Bruxelles

L'hôpital Saint-Pierre, rue Haute, à Bruxelles, affiche une croissance annuelle de 4,5 - 5 pc. Un beau score néanmoins terni par l'augmentation récurrente des factures impayées. Une charge qui coûte cher au CPAS de la Ville de Bruxelles.

En 2004, ces créances douteuses lui ont coûté 845350,84 euros. Sur 20396 factures, 909 n'ont pas été réglées, soit 4,5 pc des factures traitées par le CPAS bruxellois. Ce dernier gère en effet les factures des minimexés, celles des personnes n'ayant pas de couverture sociale (les illégaux notamment), et celles des personnes n'ayant pas droit à l'aide du CPAS pour cause de revenus tout juste supérieurs aux barèmes.

«C'est cette dernière catégorie qui nous pose problème, assure le président du CPAS de la Ville de Bruxelles, Yvan Mayeur (PS).

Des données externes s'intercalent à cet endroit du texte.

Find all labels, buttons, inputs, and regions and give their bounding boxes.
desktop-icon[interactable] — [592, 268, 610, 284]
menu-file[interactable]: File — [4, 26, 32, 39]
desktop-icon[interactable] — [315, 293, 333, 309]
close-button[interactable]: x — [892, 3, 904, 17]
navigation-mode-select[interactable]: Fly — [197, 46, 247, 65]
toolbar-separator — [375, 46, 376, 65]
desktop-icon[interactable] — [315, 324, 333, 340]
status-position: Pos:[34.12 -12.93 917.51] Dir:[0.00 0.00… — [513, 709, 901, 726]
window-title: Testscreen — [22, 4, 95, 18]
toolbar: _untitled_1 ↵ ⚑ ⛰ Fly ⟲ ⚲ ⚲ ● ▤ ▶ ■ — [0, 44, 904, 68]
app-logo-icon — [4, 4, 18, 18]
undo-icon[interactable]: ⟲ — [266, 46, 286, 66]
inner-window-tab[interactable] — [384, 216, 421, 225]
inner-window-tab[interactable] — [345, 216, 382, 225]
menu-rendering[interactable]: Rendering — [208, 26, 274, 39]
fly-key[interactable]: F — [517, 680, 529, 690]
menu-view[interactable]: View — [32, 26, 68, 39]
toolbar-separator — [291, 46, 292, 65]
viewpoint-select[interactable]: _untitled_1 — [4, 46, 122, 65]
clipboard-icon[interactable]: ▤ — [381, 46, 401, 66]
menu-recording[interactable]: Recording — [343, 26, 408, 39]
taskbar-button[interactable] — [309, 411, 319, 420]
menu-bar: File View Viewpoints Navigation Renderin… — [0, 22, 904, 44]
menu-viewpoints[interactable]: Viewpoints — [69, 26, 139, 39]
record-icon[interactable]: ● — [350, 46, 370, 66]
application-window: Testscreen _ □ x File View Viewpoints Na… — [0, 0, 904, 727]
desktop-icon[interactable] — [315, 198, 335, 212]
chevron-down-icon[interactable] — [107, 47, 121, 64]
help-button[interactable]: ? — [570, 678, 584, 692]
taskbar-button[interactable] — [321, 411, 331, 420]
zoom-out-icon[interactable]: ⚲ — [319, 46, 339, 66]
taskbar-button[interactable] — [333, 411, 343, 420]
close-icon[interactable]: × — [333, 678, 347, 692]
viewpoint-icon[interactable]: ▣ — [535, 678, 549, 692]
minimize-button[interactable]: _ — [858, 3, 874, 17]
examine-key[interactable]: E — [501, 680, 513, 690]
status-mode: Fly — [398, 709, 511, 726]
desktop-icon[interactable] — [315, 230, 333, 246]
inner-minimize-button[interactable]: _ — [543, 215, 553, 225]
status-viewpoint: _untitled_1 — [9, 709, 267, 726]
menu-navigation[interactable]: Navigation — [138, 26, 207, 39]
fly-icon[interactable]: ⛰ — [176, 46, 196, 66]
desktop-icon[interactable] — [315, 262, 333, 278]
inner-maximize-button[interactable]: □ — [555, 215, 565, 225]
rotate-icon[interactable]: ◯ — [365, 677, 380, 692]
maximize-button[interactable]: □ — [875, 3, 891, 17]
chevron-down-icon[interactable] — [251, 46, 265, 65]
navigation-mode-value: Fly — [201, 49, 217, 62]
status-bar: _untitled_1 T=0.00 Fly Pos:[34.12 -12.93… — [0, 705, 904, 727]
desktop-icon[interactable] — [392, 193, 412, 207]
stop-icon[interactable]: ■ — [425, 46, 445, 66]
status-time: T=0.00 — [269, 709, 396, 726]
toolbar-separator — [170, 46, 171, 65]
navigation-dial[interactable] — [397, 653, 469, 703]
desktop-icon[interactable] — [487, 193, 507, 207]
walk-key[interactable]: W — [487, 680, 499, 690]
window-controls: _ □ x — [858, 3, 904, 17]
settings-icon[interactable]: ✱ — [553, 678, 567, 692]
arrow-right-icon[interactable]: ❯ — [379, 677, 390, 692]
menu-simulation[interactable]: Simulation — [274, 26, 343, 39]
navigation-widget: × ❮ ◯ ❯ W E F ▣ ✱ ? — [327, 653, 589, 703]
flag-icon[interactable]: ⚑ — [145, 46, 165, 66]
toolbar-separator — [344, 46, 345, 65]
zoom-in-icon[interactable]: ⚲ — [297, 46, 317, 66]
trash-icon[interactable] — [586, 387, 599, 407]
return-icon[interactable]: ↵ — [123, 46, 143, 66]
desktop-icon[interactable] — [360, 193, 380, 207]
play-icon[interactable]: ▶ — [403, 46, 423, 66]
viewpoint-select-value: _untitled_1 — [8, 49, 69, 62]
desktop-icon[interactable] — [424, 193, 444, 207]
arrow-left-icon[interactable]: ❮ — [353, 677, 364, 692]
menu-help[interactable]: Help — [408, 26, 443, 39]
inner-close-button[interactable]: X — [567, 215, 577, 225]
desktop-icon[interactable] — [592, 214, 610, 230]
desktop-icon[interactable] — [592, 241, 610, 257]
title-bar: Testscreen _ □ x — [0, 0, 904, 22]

Pour les minimexés, le CPAS et l'Etat prennent chacun une part de la facture à leur charge. Pour les illégaux, l'Etat paye. Mais pour les autres, tout est à charge du CPAS.» Lequel dispose donc d'un service contentieux de plus en plus important. Service qui se voit même parfois obligé d'abandonner certains dossiers.

Norme Iris dépassée

«Nous sommes obligés de prévoir 3 pc, soit cinq millions d'euros par an, de notre budget global rien que pour ces créances douteuses, poursuit le président du CPAS. C'est deux fois plus que la norme Iris (NdlR: du nom du réseau des hôpitaux publics bruxelloise). Le pire est que cela est insuffisant.»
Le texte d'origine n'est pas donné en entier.